On the other hand, a recent US assassination attempt by drone missile of one recalcitrant warlord, Gulbuddin Hikmetyar, failed in its deliberate assault. This did, however, serve to infuriate Hikmetyar and lead to his call for jihad against the US. Thus, another former CIA-backed Mujahhedin tyrant became part of the endless cycle of blowback. Although Hikmetyar's despicable misogynist fundamentalism was conveniently overlooked when the US was aiding Afghan resistance to the Soviets, his present dissent from US political aims in Afghanistan has condemned him to enemy status, a status he shares now with Osama Bin Laden, another CIA-client of the anti-Soviet days in Afghanistan.

In 1987, Hikmetyar was still valuable as a CIA asset to be sent into Tajikistan to attack villages and further destabilize the border regions between the Soviet Union and Afghanistan. At about that same time, Bin Laden was using CIA funding to construct a large arms storage depot and training camp at the Khost tunnel complex, a complex which much later would come under attack from the US coalition forces. Perhaps the one constant in this ally/enemy choreography is the fact that Richard Armitage, then Assistant Secretary of Defense for International Security and now Deputy Secretary of State, is still mucking about in political machinations in the region.

Another constant may be how the US turns a blind eye to the production of opium in Afghanistan as long as it serves the greater goal of US political control.
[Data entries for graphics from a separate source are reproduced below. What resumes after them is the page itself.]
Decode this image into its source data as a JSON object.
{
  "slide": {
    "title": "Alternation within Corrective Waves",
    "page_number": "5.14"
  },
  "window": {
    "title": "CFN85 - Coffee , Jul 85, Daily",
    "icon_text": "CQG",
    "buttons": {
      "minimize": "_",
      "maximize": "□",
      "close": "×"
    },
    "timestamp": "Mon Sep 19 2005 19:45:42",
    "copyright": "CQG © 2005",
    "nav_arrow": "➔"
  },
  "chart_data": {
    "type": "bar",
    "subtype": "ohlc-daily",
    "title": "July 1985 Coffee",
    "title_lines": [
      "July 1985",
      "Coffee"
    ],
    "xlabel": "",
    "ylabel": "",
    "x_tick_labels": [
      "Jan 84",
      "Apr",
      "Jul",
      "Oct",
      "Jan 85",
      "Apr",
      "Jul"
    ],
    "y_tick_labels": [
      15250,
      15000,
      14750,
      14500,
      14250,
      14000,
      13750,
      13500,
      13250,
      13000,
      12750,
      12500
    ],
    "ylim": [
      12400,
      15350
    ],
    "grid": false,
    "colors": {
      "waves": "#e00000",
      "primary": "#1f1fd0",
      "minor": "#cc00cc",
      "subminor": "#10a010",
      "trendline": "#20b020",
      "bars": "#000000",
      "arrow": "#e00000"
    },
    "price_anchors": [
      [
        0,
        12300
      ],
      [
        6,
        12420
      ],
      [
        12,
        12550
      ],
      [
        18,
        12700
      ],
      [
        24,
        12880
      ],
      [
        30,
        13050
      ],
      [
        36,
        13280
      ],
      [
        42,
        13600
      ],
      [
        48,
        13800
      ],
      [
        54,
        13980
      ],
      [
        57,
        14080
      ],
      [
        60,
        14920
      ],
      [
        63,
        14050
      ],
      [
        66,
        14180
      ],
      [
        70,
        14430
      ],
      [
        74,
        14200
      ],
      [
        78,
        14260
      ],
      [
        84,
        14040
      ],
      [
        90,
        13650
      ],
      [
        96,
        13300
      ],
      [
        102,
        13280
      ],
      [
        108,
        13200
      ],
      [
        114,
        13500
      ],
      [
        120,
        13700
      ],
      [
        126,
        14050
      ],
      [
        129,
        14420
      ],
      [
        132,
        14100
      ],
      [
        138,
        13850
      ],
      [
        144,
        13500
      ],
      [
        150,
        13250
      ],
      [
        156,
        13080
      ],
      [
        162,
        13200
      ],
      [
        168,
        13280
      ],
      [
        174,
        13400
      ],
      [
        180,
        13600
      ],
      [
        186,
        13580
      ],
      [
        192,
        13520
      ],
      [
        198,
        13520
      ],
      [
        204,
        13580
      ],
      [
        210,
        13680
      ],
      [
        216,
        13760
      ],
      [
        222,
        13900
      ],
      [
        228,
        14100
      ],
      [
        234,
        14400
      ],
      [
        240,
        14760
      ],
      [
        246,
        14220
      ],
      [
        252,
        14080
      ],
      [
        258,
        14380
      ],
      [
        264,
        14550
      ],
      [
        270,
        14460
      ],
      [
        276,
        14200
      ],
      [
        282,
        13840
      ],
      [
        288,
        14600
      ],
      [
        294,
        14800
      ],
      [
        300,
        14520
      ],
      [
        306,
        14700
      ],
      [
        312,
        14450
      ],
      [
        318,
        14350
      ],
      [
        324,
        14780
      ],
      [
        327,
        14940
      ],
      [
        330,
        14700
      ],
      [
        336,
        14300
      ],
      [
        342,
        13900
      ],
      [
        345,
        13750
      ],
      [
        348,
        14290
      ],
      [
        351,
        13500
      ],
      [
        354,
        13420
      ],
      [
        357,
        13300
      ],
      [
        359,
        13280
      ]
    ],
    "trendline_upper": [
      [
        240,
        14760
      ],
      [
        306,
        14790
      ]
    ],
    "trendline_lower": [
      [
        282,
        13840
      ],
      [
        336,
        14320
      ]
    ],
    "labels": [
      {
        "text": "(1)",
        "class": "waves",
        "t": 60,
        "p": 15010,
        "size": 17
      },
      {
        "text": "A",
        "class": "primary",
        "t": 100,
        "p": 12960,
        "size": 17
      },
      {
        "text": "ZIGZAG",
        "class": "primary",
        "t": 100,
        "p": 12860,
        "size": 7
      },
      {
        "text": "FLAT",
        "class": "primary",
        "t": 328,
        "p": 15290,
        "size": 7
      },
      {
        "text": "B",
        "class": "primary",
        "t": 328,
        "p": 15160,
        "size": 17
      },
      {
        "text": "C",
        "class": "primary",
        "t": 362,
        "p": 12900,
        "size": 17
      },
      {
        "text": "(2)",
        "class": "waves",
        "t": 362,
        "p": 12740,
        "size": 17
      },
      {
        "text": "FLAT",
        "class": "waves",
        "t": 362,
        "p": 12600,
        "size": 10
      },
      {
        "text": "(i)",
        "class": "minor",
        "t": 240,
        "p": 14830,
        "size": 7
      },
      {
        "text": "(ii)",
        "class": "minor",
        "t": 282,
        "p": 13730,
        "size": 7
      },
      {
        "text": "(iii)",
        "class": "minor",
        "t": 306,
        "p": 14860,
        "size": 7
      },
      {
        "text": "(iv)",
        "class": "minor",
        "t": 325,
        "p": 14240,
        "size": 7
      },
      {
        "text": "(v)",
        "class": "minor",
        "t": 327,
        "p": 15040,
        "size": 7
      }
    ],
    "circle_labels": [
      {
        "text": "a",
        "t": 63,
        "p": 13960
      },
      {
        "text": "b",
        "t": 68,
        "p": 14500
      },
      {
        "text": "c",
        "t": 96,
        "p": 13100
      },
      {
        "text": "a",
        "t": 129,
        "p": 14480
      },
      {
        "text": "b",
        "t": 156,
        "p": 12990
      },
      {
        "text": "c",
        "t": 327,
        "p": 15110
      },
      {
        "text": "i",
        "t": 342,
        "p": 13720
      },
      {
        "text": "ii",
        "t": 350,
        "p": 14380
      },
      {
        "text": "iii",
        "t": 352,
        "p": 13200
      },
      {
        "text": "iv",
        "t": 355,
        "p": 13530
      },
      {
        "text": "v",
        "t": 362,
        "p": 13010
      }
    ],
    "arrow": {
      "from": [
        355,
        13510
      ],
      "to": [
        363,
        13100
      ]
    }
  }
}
Afghanistan has once again emerged as the leading producer of opium, another triumph of the war against terrorism in Afghanistan.

But, then, the Bush Administration has its eye on a more significant product of the region - oil and natural gas - and the role of a pipeline through Afghanistan. This was important enough for the Bush Administration to play footsie with the Taliban right through the summer of 2001. It continues to be of greater significance than even nation-building and long-term US military presence in Afghanistan, especially since military presence has been enhanced in the Caspian region with the help of dictatorial governments in places like Uzbekistan.

Meanwhile, with the political and financial support (upwards of 228 million dollars) of the Bush Administration, Turkey will shortly assume command of the multi-nation UN security force in Afghanistan. In the past Turkey backed one of the worst Afghan warlords now being rehabilitated by the US, General Abdul Rashid Dostum. Dostum's troops were notorious violators of women and human rights across the board. Then again, Turkey's deplorable human rights record against its Kurdish citizens rivals that of Saddam Husseins. Of course, former ally Saddam Hussein no longer receives massive US aid as does Turkey.

To conceal all the connections to this sordid past and contradictory present is undoubtedly part of the effort to showcase the defeat of the Taliban as a triumph of the Bush Administration's commitment to women's rights and human rights. Hypocrisy is too kind and imprecise a word for such deceitful and Orwellian policies. Perhaps the words of the Roman historian, Tacitus, concerning the conquering of Carthage would better apply: "Where they make a desert, they call it peace."